The Game of Gender: Dismantling liminality of religious identity in Alderman's The Power
DOI:
https://doi.org/10.18533/rde0cw13Keywords:
Alderman, gender roles, liminalityAbstract
This study aims at dismantling Naomi Alderman’s The Power in terms of the internal and external deconstructive liminality. This liminality is represented through two focal points. The first is the dialectics between the pseudo-religious identity of the rising feminine power portrayed by Allie/ Mother Eve in its binary relationship with the declining secular pragmatic masculine image depicted by Tunde. The second is represented via the narrative in the paratextual elements: the epilogue, and the correspondence between the fictional author and editor of the novel. This multilayered investigation tackles the text from novel and thorough perspectives not previously explored. The analysis reveals that the spiritual manipulation is viciously exploited to achieve Allie’s machiavellian end of ultimate power.
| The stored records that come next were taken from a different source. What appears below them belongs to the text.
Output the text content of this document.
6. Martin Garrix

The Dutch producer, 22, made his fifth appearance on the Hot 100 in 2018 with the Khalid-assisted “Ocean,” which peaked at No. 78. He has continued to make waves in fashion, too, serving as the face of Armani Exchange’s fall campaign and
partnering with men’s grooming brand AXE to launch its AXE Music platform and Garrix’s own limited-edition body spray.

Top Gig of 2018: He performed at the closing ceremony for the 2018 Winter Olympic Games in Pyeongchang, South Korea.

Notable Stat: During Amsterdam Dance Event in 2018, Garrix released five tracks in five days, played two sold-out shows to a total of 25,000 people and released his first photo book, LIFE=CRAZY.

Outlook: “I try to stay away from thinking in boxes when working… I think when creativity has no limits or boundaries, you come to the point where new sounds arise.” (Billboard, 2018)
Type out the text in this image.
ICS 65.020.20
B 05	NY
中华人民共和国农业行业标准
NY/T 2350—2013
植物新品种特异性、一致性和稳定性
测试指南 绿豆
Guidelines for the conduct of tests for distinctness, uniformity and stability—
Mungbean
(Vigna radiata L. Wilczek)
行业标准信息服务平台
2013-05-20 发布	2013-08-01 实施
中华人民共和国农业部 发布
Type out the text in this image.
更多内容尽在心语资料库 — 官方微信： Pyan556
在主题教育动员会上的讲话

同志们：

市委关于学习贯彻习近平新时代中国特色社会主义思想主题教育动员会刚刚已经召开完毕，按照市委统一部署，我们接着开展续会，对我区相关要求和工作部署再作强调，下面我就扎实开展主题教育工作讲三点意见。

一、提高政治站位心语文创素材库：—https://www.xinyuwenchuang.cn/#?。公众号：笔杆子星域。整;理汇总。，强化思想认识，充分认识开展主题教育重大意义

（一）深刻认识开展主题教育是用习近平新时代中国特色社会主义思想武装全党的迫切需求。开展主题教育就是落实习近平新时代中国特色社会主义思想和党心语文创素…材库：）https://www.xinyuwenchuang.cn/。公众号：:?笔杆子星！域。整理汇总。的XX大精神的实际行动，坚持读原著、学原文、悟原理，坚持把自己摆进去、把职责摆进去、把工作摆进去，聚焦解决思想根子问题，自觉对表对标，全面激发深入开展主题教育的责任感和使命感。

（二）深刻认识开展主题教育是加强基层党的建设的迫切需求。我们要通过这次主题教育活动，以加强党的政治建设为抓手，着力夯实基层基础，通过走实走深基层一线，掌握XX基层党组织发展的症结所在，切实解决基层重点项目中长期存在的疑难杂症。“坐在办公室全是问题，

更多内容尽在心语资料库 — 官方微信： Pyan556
Addressing women’s pains around the world -of different religious doctrines- accelerates the rise and success of the Day of the Girls. However, it turns to be of worse nature than that of men dominance. This is revealed and discussed through the editorial correspondence between the author and the editor. In all, Alderman, through her dystopian novel, is not against women rights, but she provides a critique of the harmful use of power and that it is not a matter of male or female; it is not a gender issue, but a matter of balance between sources of power and dialectics of complementation not conflict; an end which echoes not only the gist of previous enquiries of the novel, but also the premises of reality.